Quando o 25 de Abril de 1974 se transformou em revolução, havia quem, por cá, tivesse acesso a tudo o que é essencial à vida. Mas eram poucos. Quase meio século depois da “madrugada que eu esperava / O dia inicial inteiro e limpo / Onde emergimos da noite e do silêncio / E livres habitamos a substância do tempo”, de Sophia e de todos os democratas, já ninguém que viva do seu trabalho discute a validade dos subsídios de desemprego e de Natal, a importância da licença de parto e da suspensão dos despedimentos sem justa causa, a garantia do direito à greve e a utilidade da negociação coletiva, a importância da valorização do salário mínimo nacional e do regime de proteção social dos trabalhadores agrícolas. Do mesmo modo que qualquer democrata deseja a eternidade para o ganho da liberdade de associação e de atividade dos partidos políticos, celebra o primeiro impulso de alfabetização e a chegada dos médicos à periferia (substituindo joões-semana de boa intenção mas reduzido préstimo), recorda as primeiras políticas de habitação visando a erradicação das barracas, onde à data da Revolução vivia mais de um milhão de portugueses.

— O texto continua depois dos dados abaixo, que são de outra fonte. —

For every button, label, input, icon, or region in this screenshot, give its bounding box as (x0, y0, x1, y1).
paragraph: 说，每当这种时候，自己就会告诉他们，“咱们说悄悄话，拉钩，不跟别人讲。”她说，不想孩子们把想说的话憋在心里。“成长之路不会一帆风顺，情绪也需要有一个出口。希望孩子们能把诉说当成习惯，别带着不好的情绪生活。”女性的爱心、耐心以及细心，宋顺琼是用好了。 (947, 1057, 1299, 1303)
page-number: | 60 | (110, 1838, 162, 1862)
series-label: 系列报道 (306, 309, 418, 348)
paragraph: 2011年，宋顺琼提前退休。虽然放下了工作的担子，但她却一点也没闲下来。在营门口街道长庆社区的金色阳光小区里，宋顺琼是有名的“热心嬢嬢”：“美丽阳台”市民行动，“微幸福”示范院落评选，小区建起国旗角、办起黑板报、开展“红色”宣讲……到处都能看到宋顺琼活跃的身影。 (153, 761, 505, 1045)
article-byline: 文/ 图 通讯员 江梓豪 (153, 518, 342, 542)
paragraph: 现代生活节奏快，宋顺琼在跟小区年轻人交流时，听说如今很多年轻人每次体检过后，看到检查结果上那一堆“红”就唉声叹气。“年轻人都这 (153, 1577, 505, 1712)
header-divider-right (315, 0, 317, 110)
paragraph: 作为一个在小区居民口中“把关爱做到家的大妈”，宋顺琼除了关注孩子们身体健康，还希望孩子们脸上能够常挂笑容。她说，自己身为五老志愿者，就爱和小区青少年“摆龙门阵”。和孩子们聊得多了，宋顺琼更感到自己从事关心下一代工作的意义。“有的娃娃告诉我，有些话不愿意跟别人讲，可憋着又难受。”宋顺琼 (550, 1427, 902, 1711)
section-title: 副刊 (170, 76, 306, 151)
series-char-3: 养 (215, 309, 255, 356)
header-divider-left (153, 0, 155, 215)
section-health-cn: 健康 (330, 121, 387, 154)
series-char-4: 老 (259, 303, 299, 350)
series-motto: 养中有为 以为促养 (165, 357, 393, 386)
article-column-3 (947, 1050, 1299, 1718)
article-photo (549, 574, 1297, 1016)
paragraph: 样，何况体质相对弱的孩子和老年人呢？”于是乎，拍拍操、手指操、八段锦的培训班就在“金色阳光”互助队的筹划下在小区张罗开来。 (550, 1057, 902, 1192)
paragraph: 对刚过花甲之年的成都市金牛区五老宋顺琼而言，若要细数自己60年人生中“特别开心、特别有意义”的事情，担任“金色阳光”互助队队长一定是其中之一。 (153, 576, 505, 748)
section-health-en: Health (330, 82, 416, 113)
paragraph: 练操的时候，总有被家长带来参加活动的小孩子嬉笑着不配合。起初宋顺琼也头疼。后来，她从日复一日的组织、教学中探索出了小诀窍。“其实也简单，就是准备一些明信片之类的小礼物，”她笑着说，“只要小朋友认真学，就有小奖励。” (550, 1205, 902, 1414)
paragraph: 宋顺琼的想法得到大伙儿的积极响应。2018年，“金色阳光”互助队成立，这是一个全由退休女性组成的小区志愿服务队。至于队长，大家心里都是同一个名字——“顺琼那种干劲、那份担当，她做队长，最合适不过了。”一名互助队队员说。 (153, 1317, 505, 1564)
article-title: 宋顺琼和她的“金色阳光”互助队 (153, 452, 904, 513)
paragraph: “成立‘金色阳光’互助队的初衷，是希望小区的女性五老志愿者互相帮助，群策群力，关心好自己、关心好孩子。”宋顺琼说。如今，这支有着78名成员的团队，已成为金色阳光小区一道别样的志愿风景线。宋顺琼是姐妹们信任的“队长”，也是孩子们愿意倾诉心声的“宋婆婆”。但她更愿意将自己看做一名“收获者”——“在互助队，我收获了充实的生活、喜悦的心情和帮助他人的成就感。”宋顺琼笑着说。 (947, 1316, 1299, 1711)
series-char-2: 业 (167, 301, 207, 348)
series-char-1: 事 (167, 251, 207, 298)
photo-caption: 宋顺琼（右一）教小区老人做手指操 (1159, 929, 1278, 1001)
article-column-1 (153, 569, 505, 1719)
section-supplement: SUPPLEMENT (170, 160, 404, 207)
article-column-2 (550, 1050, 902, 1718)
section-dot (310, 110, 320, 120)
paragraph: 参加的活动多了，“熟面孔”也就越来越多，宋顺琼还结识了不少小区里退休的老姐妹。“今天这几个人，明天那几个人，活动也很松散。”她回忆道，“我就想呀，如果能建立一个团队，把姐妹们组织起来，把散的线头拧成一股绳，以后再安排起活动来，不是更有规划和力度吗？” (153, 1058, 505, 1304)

Tanta boa ação parece coisa de santos. Mas não. São coisas da nossa História, acontecidas no tempo do diabolizado PREC, saídas dos decretos que um governante assinou em momentos (às vezes pintados) com cores sombrias, que o tempo há de clarear. A memória dos criadores de dignidades esfumou-se já no labirinto tortuoso da memória coletiva. Mas a Torre do Tombo guarda ainda os decretos e deixa perceber o primeiro nome dos governantes de então: “Vasco Gonçalves”. Nem nome de santo nem alcunha de belzebu. Um homem, nascido faz agora 100 anos, entre muitos outros que sonharam uma sociedade justa, que – é da História – tarda mas virá.